I Blooming Làtigo, invece, segnano un punto a loro favore, riuscendo a coniugare la cattiveria esecutiva tipica del metal più evoluto con lo sforzo di risultare un pelo più originali di altre realtà simili (non c’è traccia di chitarre, ma in compenso regnano indiscussi due batterie ed electronics). Spesso giocano con atmosfere ossianiche (“Onania”) e fanno capolino prove sulfuree degne dei mai dimenticati Burning Witch (l’apertura di “Natrix Maura”). Decise virate avvengono poi in “Albinos De La Mente” e nella febbrile “Harold Foster”, bagnate nell’oceano nero del più melmoso hardcore punk, neanche fossimo capitati nel vascello dei Cro-Mags.
I ragazzi dimostrano di avere della stoffa, ma sono coscienti di percorrere una strada che può condurli in un vicolo cieco.

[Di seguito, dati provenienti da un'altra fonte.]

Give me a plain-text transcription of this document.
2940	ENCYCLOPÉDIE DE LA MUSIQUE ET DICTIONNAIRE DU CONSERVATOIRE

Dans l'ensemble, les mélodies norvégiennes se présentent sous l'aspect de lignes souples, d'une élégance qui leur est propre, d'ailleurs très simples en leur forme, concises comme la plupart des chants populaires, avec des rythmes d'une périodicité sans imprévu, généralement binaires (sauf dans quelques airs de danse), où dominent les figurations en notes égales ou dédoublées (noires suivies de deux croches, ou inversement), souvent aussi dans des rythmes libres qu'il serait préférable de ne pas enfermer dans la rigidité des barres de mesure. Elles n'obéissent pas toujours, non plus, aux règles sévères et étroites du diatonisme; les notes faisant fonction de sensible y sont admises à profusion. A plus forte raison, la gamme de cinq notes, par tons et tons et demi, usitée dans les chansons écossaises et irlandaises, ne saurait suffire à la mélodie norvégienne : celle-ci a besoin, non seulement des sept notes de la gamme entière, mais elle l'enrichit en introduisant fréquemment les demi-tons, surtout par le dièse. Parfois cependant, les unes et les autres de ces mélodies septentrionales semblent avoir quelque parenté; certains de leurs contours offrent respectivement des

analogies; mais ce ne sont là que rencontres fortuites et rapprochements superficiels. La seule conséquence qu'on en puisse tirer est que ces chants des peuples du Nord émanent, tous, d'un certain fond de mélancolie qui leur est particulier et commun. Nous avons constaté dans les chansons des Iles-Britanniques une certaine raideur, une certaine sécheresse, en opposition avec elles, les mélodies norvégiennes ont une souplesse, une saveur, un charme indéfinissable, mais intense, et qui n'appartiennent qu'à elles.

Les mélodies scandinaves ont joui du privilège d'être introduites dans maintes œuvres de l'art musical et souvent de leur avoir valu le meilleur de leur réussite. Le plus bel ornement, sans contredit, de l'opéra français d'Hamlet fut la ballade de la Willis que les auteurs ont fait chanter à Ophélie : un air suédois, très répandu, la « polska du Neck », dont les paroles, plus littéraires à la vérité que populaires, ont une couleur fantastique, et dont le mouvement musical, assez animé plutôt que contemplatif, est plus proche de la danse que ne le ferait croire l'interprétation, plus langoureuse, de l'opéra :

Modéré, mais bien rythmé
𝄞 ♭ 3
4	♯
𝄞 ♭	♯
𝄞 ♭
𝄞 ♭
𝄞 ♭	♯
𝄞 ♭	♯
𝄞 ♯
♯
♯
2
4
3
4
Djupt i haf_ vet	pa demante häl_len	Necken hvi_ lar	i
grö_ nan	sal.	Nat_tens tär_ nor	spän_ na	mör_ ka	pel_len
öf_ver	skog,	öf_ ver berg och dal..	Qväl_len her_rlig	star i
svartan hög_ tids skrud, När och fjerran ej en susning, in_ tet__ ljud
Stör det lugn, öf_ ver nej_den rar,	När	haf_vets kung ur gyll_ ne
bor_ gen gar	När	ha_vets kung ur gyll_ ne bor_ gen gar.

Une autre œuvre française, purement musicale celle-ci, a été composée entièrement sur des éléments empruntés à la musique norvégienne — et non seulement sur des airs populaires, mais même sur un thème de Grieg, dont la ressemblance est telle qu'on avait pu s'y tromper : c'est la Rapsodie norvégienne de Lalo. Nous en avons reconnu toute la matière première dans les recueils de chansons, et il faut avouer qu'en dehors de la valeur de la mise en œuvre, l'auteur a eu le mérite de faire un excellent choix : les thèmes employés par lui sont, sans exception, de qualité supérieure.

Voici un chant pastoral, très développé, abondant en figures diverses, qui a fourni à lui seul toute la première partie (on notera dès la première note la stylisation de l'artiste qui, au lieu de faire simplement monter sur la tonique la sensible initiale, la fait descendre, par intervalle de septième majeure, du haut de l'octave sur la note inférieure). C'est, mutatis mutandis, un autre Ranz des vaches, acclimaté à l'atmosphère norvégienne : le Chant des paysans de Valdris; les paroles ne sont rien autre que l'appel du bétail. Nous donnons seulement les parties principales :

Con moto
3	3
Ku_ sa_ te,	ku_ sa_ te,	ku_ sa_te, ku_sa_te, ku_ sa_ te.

Non senza una dose di sfacciataggine, però, riescono lo stesso a non sembrare troppo derivativi (la teatralità estrosa di “Istorija Pries Istorija”, dove sembra di vedere il fantasma di Klaus Nomi innamorato del fisico statuario di Henry Rollins).
Apice del lavoro la finale “La Destrucciòn Del Aura”, ottundente messa nera che gioca su di un lato più affine al concetto di esoterismo, senza comunque dimenticare l’ipercinesi cara ai Blooming Làtigo, che a un tratto fanno detonare il tutto come dei musicisti più che navigati, distruggendo tutto quello che sta loro attorno, grazie alle potenti linee di basso e al cantato robotico di Xavier Castroviejo Fisher.
Un piccolo disco-monolito, dunque, che riesce a dimostrare come anche in campi ben circoscritti come questo l’eterogeneità possa venir fuori senza sembrare solo fine a se stessa. Più che promettenti.